In his “Letters to a Young Poet”, Rainer Maria Rilke expressed his thoughts on marriage as follows:
“The point of marriage is not to create a quick commonality by tearing down all boundaries; on the contrary, a good marriage is one in which each partner appoints the other to be the guardian of his solitude, and thus they show each other the greatest possible trust. A merging of two people is an impossibility, and where it seems to exist, it is a hemming-in, a mutual consent that robs one party or both parties of their fullest freedom and development. But once the realization is accepted that even between the closest people infinite distances exist, a marvellous living side-by-side can grow up for them, if they succeed in loving the expanse between them, which gives them the possibility of always seeing each other as a whole and before an immense sky.”
It seems to me that this musing provides a useful framework for considering the marriage of technology and humanity as well. The “guardian of solitude” trope translates to each party respecting the other for what it is rather than what it isn’t and, in so doing, creating the possibility for the two parties to be greater than the sum of their parts instead of being in opposition to each other – chipping away steadily until disagreement and divorce are the only endgames.
Music over the past 15 years or so has perhaps been guilty of this “oppositional” relationship strategy and, as a result, has developed quite a deep anxiety (not to say mistrust) about its relationship to technology. This feeling can be partially excused if one considers the deep trauma wrought by the emergence of the web and the impact it has had on how music is distributed and monetized – turns out being the digital canary in the coal mine is not the nicest feeling in the world.
The same could potentially be argued about the technology industries which have often seen the potential of music as a key building block for the growth of their businesses while at the same time not always fully comprehend the industry that goes with artistry. So the “hemming in” has been a reciprocal position converting the “and” in music and technology into an “or” thus robbing both parties – to paraphrase Rilke – of their fullest expression.

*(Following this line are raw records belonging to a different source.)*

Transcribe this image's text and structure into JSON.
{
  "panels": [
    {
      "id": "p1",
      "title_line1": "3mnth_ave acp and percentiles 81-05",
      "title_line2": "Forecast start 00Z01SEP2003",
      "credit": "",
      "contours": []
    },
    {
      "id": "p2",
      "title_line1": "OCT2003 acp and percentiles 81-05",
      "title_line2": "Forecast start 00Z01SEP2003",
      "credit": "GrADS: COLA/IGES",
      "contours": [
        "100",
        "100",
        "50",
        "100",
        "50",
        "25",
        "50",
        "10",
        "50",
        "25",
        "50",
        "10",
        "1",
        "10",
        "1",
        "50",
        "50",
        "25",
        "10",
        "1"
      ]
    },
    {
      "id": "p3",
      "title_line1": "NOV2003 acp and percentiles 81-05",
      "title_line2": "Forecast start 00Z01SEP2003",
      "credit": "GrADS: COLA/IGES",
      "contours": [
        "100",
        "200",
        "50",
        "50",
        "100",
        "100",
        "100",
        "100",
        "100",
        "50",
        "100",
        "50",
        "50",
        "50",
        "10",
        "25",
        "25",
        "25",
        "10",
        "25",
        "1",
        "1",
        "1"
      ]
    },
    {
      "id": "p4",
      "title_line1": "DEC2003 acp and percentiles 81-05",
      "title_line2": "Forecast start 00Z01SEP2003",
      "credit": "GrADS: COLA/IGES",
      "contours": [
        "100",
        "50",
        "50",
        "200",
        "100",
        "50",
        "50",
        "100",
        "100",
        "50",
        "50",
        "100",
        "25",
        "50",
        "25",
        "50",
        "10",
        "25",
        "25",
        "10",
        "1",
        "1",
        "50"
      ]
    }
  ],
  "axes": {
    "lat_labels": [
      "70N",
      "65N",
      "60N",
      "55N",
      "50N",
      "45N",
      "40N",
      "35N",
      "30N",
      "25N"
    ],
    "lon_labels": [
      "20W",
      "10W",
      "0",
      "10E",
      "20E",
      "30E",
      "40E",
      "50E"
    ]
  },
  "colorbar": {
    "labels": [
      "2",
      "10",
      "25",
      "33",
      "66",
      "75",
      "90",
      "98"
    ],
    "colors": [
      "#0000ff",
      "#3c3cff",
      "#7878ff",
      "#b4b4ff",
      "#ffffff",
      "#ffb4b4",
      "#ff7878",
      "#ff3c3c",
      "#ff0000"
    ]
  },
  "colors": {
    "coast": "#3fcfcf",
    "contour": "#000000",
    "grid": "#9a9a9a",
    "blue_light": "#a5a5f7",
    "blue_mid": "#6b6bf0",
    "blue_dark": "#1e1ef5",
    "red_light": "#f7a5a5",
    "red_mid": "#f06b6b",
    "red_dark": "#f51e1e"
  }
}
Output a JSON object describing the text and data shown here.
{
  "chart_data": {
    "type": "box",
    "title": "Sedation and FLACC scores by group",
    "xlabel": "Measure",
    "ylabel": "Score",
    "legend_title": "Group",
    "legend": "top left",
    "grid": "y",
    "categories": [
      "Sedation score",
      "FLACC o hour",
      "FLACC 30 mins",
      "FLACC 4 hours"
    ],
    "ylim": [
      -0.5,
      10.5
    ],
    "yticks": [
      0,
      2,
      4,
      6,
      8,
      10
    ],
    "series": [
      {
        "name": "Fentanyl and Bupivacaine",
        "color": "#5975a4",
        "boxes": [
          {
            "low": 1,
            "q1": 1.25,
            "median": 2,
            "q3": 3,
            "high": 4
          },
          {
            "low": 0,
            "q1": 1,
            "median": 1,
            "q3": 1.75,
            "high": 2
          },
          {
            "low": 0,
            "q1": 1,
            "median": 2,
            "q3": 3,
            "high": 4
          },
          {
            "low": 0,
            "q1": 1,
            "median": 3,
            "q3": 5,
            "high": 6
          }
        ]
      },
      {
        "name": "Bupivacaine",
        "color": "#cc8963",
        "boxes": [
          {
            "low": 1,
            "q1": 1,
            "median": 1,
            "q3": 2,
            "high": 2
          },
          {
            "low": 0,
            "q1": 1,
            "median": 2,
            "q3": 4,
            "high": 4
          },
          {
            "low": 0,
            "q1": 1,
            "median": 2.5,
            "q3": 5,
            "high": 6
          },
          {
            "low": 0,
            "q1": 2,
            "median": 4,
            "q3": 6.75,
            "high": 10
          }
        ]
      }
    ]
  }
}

From this perspective what becomes obvious is the tension that derives from a myopic (some might say navel-gazing) focus on individual needs creating an asymmetry of intent that can only resolve itself as a never-ending argument about means of distribution above and beyond anything else. And yet at the same time, we can also safely say that the technological shifts wrought by the Internet and its progeny have also created an explosion in the ways that music can be discovered and consumed resulting in a golden age for consumers in terms of breadth of choice and convenience.
In addition, if we travel further back to analogue times music and technology have always been good bedfellows. Instruments, records, cassettes, CDs, radio, TV, concert hall amplification are all examples of technologies that have expanded the possibilities for making, discovering and listening to music. So history shows us that we can also be custodians of each other’s solitude if we try. If we look at the problem from a creative standpoint it is the alignment of human interests that gives technological innovations their impetus. After all, it is only when a human decides to create, share or listen to a piece of music that the piece of metal, glass and electronics we all carry in our pocket is transformed into an engine that soundtracks life (amongst other things).
When this happens we transcend the mechanics of how something happens and enter into the realm of magic. Suddenly the music, the means of distribution and the device all come together and in that precise moment, the distance between the act of musical creation and the act of listening is erased – collapsing the delivery process creates the purest human impulse: emotion. If that can be the basis of this marriage then I think everything is going to work out fine.
Therefore to conclude, my answer to the question is that we marry technology and humanity by aspiring to create and signify emotion that in turn gives us the infinite space to see each other as a whole. Alternatively, and to paraphrase another great philosopher, namely Don Draper of Mad Men fame: “If you don’t like the answer then just change the question.”